Did I date the last post wrong? Sometimes dyslexic tendencies get the better of me, especially with numbers. 

Today's selection is from Laure-Anne Bosselaar, a Belgian-American poet, anthologist, and translator. (She has poems in French and Flemish if you are linguistically equipped). Here is an interview for some more background and color on the author.





Rooms Remembered



I needed, for months after he died, to remember our rooms—
some lit by the trivial, others ample

with an obscurity that comforted us: it hid our own darkness.
So for months, duteous, I remembered:

rooms where friends lingered, rooms with our beds,
with our books, rooms with curtains I sewed

from bright cottons. I remembered tables of laughter,
a chipped bowl in early light, black

branches by a window, bowing toward night, & those rooms,
too, in which we came together

to be away from all.
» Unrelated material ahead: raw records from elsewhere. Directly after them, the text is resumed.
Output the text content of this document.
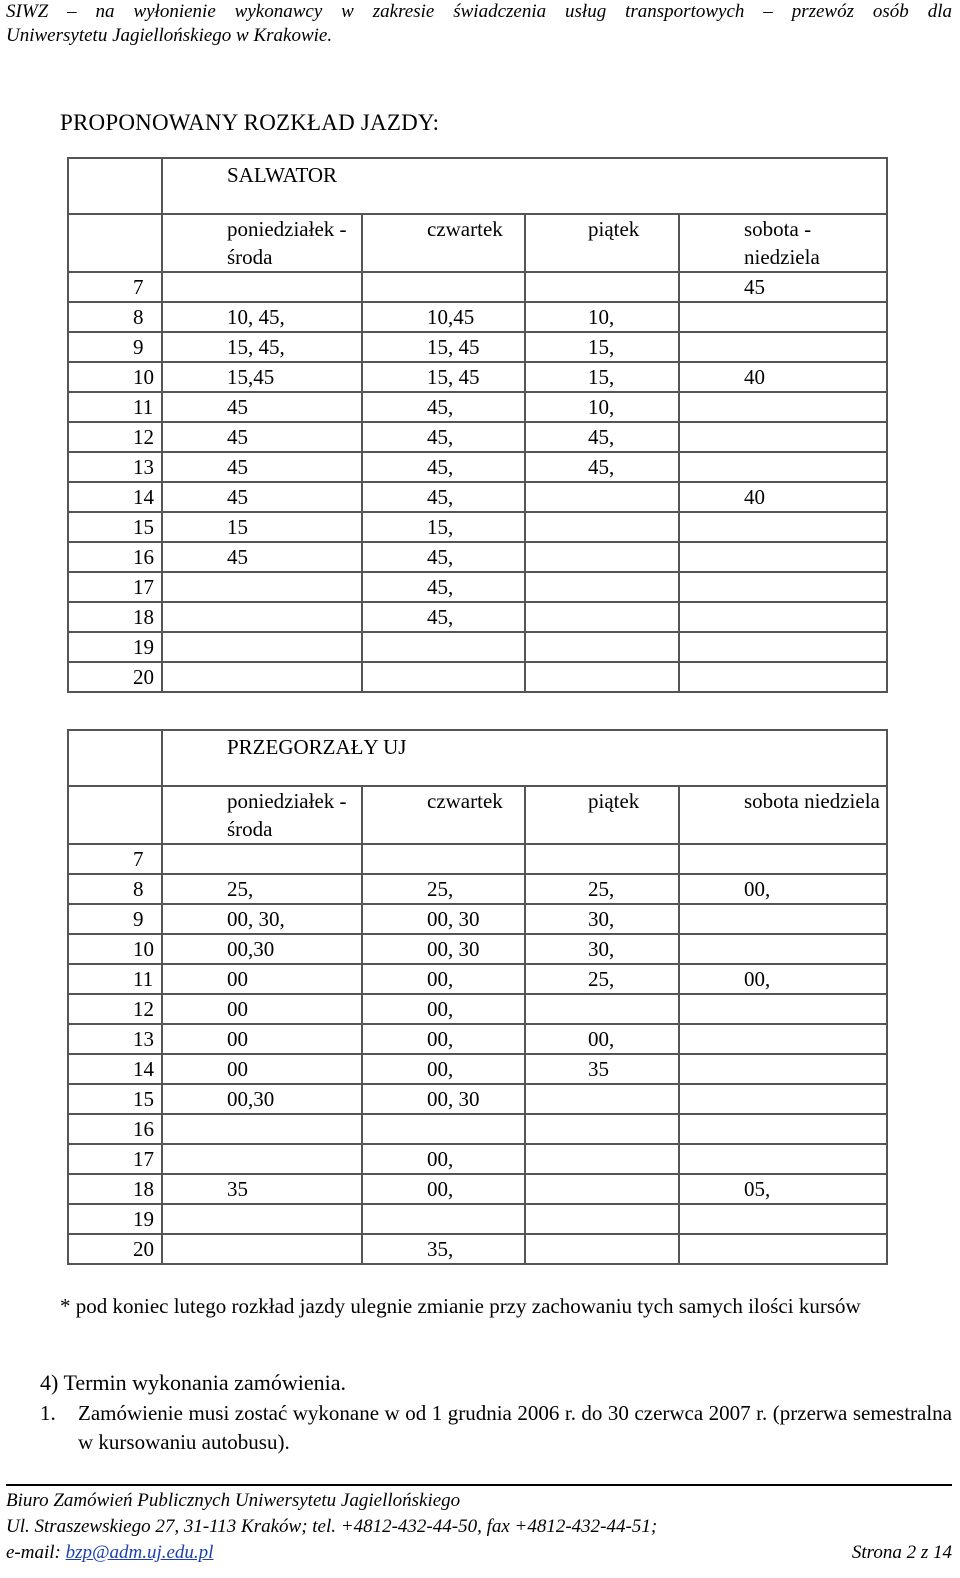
SIWZ – na wyłonienie wykonawcy w zakresie świadczenia usług transportowych – przewóz osób dla
Uniwersytetu Jagiellońskiego w Krakowie.
PROPONOWANY ROZKŁAD JAZDY:
	SALWATOR			
	poniedziałek - środa	czwartek	piątek	sobota - niedziela
7				45
8	10, 45,	10,45	10,	
9	15, 45,	15, 45	15,	
10	15,45	15, 45	15,	40
11	45	45,	10,	
12	45	45,	45,	
13	45	45,	45,	
14	45	45,		40
15	15	15,		
16	45	45,		
17		45,		
18		45,		
19				
20				
	PRZEGORZAŁY UJ			
	poniedziałek - środa	czwartek	piątek	sobota niedziela
7				
8	25,	25,	25,	00,
9	00, 30,	00, 30	30,	
10	00,30	00, 30	30,	
11	00	00,	25,	00,
12	00	00,		
13	00	00,	00,	
14	00	00,	35	
15	00,30	00, 30		
16				
17		00,		
18	35	00,		05,
19				
20		35,		
* pod koniec lutego rozkład jazdy ulegnie zmianie przy zachowaniu tych samych ilości kursów
4) Termin wykonania zamówienia.
1.	Zamówienie musi zostać wykonane w od 1 grudnia 2006 r. do 30 czerwca 2007 r. (przerwa semestralna w kursowaniu autobusu).
Biuro Zamówień Publicznych Uniwersytetu Jagiellońskiego
Ul. Straszewskiego 27, 31-113 Kraków; tel. +4812-432-44-50, fax +4812-432-44-51;
e-mail: bzp@adm.uj.edu.pl	Strona 2 z 14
And sometimes from ourselves:
I remembered that, also.

But tonight—as I stand in the doorway to his room
& stare at dusk settled there—

what I remember best is how, to throw my arms around his neck,
I needed to stand on the tip of my toes.




Stillbirth

On a platform, I heard someone call out your name:
No, Laetitia, no.
It wasn’t my train—the doors were closing,
but I rushed in, searching for your face.

But no Laetitia. No.
No one in that car could have been you,
but I rushed in, searching for your face:
no longer an infant. A woman now, blond, thirty-two.

No one in that car could have been you.
Laetitia-Marie was the name I had chosen.
No longer an infant. A woman now, blond, thirty-two:
I sometimes go months without remembering you.

Laetitia-Marie was the name I had chosen:
I was told not to look. Not to get attached—
I sometimes go months without remembering you.
Some griefs bless us that way, not asking much space.

I was told not to look. Not to get attached.
It wasn’t my train—the doors were closing.
Some griefs bless us that way, not asking much space.
On a platform, I heard someone calling your name.